Dívidas ocultas: Destino de Chang ainda é uma incógnita
29 de dezembro de 2020Foi em clima de festas de fim de ano que os moçambicanos foram arrebatados com a notícia da detenção do antigo ministro das Finanças Manuel Chang, na África do Sul. A partir desse dia, 29 de dezembro de 2018, a população de Moçambique passou a assistir a uma novela da vida real que elevou o escrutínio do Ministério Público (MP) no âmbito do caso das dívidas ocultas que lesou o Estado moçambicano em mais de 2 mil milhões de euros.
Quando Manuel Chang foi detido, nasceu a esperança dos moçambicanos relativamente a um julgamento e responsabilização pelos crimes cometidos no caso da dívidas ocultas. O ex-ministro das Finanças de Moçambique era considerado um dos mentores do maior esquema de corrupção em Moçambique, que conduziu o país a uma crise económica e financeira sem precedentes.
Dois anos depois, Manuel Chang permanece detido e a sua versão sobre o crime é ainda desconhecida.
"A demora na decisão tem efeitos para o andamento do processo em duas jurisdições onde há processos judiciais a correr, Moçambique e Estados Unidos. Se Manuel Chang tivesse sido extraditado para os Estados Unidos certamente já teria sido julgado, da mesma forma que Jean Boustani foi julgado porque já estava sob custódia americana", explica o jurista e ativista Borges Nhamire.
"Se tivesse sido extraditado para Moçambique, certamente que não teria sido julgado, porque nem há data de julgamento para os outros [envolvidos] do mesmo processo", acrescenta.
"É importante explicar que Chang está num processo autonómo exatamente porque não foi extraditado para Moçambique. Temos um processo principal com 20 réus, dos quais 19 estão detidos preventivamente, e temos um processo autonómo com 10 réus, sendo um deles Manuel Chang", refere ainda o jurista.
Interferência política?
Enquanto em Moçambique o processo está numa fase letárgica, na África do Sul a decisão sobre para onde deve ser extraditado o cidadão moçambicano tarda em chegar.

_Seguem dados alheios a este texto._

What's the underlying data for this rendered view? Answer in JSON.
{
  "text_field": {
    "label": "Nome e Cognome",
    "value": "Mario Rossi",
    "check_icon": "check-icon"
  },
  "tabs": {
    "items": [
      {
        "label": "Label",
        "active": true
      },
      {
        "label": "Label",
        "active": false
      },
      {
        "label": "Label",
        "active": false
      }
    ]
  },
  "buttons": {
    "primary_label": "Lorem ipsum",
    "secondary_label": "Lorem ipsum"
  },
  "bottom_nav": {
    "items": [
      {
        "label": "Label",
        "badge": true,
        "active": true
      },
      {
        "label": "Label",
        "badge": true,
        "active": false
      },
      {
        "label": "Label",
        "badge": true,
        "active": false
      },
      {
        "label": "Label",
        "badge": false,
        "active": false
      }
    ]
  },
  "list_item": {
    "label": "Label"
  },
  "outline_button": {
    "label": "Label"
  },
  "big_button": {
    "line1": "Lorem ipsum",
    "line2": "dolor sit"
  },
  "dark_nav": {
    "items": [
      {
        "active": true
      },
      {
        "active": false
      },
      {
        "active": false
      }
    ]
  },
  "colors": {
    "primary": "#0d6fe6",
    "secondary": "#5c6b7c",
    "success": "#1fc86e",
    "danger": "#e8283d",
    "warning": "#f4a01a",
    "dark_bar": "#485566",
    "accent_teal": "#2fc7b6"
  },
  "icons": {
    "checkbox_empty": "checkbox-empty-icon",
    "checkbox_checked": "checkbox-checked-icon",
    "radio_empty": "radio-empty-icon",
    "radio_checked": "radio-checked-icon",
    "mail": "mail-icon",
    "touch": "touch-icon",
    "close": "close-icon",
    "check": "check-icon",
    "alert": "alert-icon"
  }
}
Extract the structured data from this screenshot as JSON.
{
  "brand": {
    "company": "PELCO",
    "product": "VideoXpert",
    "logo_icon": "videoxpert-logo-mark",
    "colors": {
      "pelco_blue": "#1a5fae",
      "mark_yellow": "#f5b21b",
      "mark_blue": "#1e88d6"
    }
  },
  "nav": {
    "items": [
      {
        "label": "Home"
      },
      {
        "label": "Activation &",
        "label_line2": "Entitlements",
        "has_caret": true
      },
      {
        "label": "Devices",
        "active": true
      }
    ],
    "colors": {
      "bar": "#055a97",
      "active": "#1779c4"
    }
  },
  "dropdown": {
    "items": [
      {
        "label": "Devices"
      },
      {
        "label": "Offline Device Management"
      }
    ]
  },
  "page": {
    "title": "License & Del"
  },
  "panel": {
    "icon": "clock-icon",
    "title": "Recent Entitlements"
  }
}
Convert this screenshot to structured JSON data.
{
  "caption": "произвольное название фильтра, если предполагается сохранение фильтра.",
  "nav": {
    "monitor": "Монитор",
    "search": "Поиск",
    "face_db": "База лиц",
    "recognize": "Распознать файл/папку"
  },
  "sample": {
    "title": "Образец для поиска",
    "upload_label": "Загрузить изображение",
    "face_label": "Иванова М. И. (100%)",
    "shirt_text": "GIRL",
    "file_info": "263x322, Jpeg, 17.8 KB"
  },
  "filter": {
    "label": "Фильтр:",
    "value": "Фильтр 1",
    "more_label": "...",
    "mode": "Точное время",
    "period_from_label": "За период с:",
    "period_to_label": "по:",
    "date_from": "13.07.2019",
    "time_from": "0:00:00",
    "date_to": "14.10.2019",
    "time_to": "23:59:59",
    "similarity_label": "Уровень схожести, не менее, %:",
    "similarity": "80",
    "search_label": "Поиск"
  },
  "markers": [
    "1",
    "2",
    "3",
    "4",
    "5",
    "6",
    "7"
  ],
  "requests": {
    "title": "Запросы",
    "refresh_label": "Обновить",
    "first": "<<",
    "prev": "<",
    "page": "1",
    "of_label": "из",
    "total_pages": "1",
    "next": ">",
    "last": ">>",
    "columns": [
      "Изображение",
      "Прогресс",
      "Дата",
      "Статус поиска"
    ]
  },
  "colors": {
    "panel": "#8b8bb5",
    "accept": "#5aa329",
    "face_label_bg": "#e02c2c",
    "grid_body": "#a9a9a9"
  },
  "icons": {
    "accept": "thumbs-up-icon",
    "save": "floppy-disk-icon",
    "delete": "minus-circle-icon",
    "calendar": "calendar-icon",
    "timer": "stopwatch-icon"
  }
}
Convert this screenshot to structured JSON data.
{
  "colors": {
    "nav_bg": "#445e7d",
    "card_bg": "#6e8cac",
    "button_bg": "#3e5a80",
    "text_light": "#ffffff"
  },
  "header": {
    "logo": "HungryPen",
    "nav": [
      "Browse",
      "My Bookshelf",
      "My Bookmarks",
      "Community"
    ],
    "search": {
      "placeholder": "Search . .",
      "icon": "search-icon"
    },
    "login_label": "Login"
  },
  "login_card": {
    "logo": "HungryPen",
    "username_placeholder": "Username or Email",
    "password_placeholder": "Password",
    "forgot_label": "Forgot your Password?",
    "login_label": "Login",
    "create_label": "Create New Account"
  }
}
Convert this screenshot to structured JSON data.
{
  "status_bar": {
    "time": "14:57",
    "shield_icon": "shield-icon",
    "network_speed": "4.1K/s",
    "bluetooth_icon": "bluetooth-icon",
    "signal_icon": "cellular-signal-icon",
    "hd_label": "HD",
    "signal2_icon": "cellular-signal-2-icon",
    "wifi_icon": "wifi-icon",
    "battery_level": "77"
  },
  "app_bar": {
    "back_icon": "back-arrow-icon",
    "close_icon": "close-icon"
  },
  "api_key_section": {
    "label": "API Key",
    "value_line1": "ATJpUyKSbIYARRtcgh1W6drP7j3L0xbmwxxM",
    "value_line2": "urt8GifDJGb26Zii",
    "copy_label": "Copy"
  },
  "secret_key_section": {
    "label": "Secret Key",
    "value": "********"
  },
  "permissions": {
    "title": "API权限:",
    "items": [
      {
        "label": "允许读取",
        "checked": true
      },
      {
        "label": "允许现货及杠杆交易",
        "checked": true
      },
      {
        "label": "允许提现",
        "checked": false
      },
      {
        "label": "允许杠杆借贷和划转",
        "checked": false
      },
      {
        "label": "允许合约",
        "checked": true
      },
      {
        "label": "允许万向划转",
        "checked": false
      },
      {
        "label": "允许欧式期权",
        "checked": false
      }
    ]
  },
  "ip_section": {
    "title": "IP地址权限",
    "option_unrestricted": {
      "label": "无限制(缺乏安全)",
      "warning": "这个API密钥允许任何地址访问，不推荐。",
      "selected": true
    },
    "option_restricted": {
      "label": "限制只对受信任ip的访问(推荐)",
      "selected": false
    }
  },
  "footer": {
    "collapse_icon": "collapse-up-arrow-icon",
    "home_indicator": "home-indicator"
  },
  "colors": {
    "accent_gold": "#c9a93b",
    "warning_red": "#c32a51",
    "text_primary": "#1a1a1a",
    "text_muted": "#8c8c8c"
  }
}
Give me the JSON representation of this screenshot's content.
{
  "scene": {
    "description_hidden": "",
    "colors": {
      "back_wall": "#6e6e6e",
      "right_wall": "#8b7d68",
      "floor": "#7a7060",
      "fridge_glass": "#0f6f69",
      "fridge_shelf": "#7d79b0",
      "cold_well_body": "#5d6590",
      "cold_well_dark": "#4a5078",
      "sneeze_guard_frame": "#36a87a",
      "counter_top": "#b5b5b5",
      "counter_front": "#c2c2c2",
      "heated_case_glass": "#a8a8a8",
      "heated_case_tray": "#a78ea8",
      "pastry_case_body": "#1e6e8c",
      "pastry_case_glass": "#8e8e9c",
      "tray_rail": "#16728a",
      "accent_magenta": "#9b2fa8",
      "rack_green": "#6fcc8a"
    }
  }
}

A detenção de Chang aconteceu no âmbito de um acordo de extradição entre a África do Sul e os Estados Unidos, mas as relações históricas com o vizinho Moçambique colocam Pretória de mãos atadas.
O especialista em direito internacional Andre Thomashausen desconfia de interferência política no caso e foca-se em questões de base para explicar a demora na decisão de extraditar Chang.
"O que está a atrasar é o pedido de Moçambique feito sem boa fé, feito unicamente para atrasar a extradição para os EUA, que tem prioridade, visto que o pedido foi feito antes do pedido da parte de Moçambique, incompleto e sem o devido fundamento", sublinha.
"Moçambique usou as boas relações com o partido no poder na África do Sul [o Congresso Nacional Africano, ANC], que fez tudo por tudo para ver se Moçambique podia remediar o pedido de extradição e conseguir um acordo com os Estados Unidos", comenta.
Julgamento nos EUA impulsionou ações judiciais
O julgamento do caso das dívidas ocultas nos Estados Unidos foi determinante para as ações em curso na Suíça, Reino Unido e até em Moçambique, onde o MP se viu obrigado a agir. Por isso, o testemunho do ex-ministro continua a ser bastante aguardado.
"Em Londres e em Genebra, o testemunho do senhor Chang poderia ser muito útil e talvez até essencial, porque ele é a pessoa chave que orientou o banco que concedeu o crédito não para o Banco Nacional de Moçambique, mas para uma conta sediada nos Emirados Árabes Unidos, onde as pistas do dinheiro se perderam", afirma Andre Thomashausen.
A extradição de Manuel Chang representaria uma terceira e talvez última fase para os processos do caso das dívidas ocultas.
Chang foi ministro das Finanças durante a governação de Armando Guebuza, entre 2005 e 2015, e avalizou dívidas contraídas a favor da EMATUM, da Proindicus e da MAM, sem o conhecimento do Parlamento.